FaST & FuRu (1er épisode paru dans Amiens mon amour Fév/Mars 2012)

Publié le par Johnboy FuRu

FaST & FuRu

 

         Samedi 20 Janvier – 12h30 – Laon

Pourquoi je me trouve ici? Préfecture de l'Aisne. Là où tout, même les lieux de restauration, sont fermés le samedi entre midi et deux.

Donc... Jsuis là, dans la rue. A avoir faim. A me demander de quels concerts, vus en Janvier 2012, je vais bien pouvoir parler...

La soirée à la Briqueterie avec les Burning Heads?

 Rien vu. Je tenais le bar dans la salle d'à côté toute la soirée.

Cercueil et Unison à la Lune des Pirates?

 La même. Derrière le bar. En début de soirée en tous cas... sur le bar par la suite....

Mis à part quelques bruits de salle quand une porte s'entrouvre; des rumeurs sur  l'improbable solo d'un guitariste rapporté par deux types en chemises de scouts; les traces de sang sur le visage d'une blonde frisée sur laquelle un projecteur vient de tomber mais qui tient quand même à ce que je lui serve un rosé avant que j'appelle le Samu alors que putain yen a pas, ça fait dix fois que je lui dis!

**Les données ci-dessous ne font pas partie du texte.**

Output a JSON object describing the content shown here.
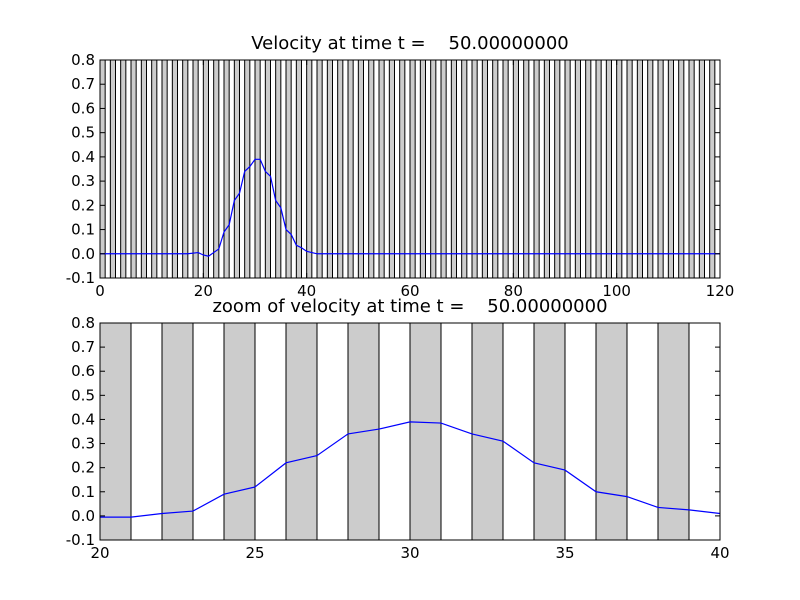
{
  "chart_data": [
    {
      "type": "line",
      "title": "Velocity at time t =    50.00000000",
      "xlabel": "",
      "ylabel": "",
      "xlim": [
        0,
        120
      ],
      "ylim": [
        -0.1,
        0.8
      ],
      "xticks": [
        0,
        20,
        40,
        60,
        80,
        100,
        120
      ],
      "yticks": [
        -0.1,
        0.0,
        0.1,
        0.2,
        0.3,
        0.4,
        0.5,
        0.6,
        0.7,
        0.8
      ],
      "background_bands": {
        "width": 1,
        "period": 2,
        "start": 0,
        "end": 120,
        "color": "#cccccc",
        "edge_color": "#000000"
      },
      "line_color": "#0000ff",
      "grid": false,
      "series": [
        {
          "x": [
            0,
            5,
            10,
            15,
            17,
            19,
            20,
            21,
            22,
            23,
            24,
            25,
            26,
            27,
            28,
            29,
            30,
            31,
            32,
            33,
            34,
            35,
            36,
            37,
            38,
            39,
            40,
            41,
            42,
            45,
            50,
            60,
            80,
            100,
            120
          ],
          "values": [
            0.0,
            0.0,
            0.0,
            0.0,
            0.0,
            0.005,
            -0.005,
            -0.01,
            0.005,
            0.02,
            0.09,
            0.12,
            0.22,
            0.25,
            0.34,
            0.36,
            0.39,
            0.39,
            0.34,
            0.32,
            0.22,
            0.19,
            0.1,
            0.08,
            0.035,
            0.025,
            0.01,
            0.005,
            0.0,
            0.0,
            0.0,
            0.0,
            0.0,
            0.0,
            0.0
          ]
        }
      ]
    },
    {
      "type": "line",
      "title": "zoom of velocity at time t =    50.00000000",
      "xlabel": "",
      "ylabel": "",
      "xlim": [
        20,
        40
      ],
      "ylim": [
        -0.1,
        0.8
      ],
      "xticks": [
        20,
        25,
        30,
        35,
        40
      ],
      "yticks": [
        -0.1,
        0.0,
        0.1,
        0.2,
        0.3,
        0.4,
        0.5,
        0.6,
        0.7,
        0.8
      ],
      "background_bands": {
        "width": 1,
        "period": 2,
        "start": 20,
        "end": 40,
        "color": "#cccccc",
        "edge_color": "#000000"
      },
      "line_color": "#0000ff",
      "grid": false,
      "series": [
        {
          "x": [
            20,
            21,
            22,
            23,
            24,
            25,
            26,
            27,
            28,
            29,
            30,
            31,
            32,
            33,
            34,
            35,
            36,
            37,
            38,
            39,
            40
          ],
          "values": [
            -0.005,
            -0.005,
            0.01,
            0.02,
            0.09,
            0.12,
            0.22,
            0.25,
            0.34,
            0.36,
            0.39,
            0.385,
            0.34,
            0.31,
            0.22,
            0.19,
            0.1,
            0.08,
            0.035,
            0.025,
            0.01
          ]
        }
      ]
    }
  ]
}
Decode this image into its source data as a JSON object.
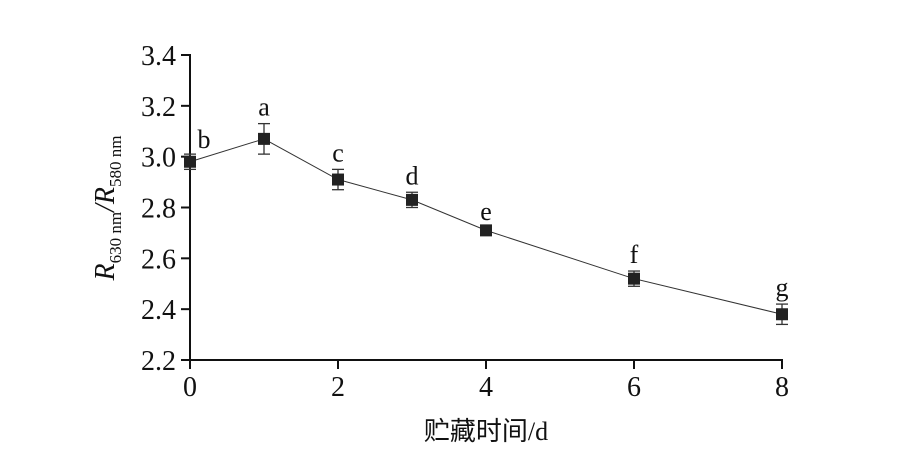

Mis à part cela, t'as pas des masses de choses à raconter sur un concert lorsque tu passes ta soirée derrière (ou dans les environs proches d') un bar.

         30 minutes plus tard – Toujours à Laon

Toujours samedi. Toujours rien d'ouvert pour me restaurer.

De dépit, je m'avale la moitié de mon paquet de tabac à rouler.

Pensant être repu, voilà que passe cette fille à imperméable vert.

Elle passe là, juste devant moi, me frôlant presque. Laissant sur moi une terrassante odeur de gruyère fondu.

HAAA!! Ma faim ressurgit aussi sec; bondissante et m'entraînant dans le sillage de la fille à imperméable vert.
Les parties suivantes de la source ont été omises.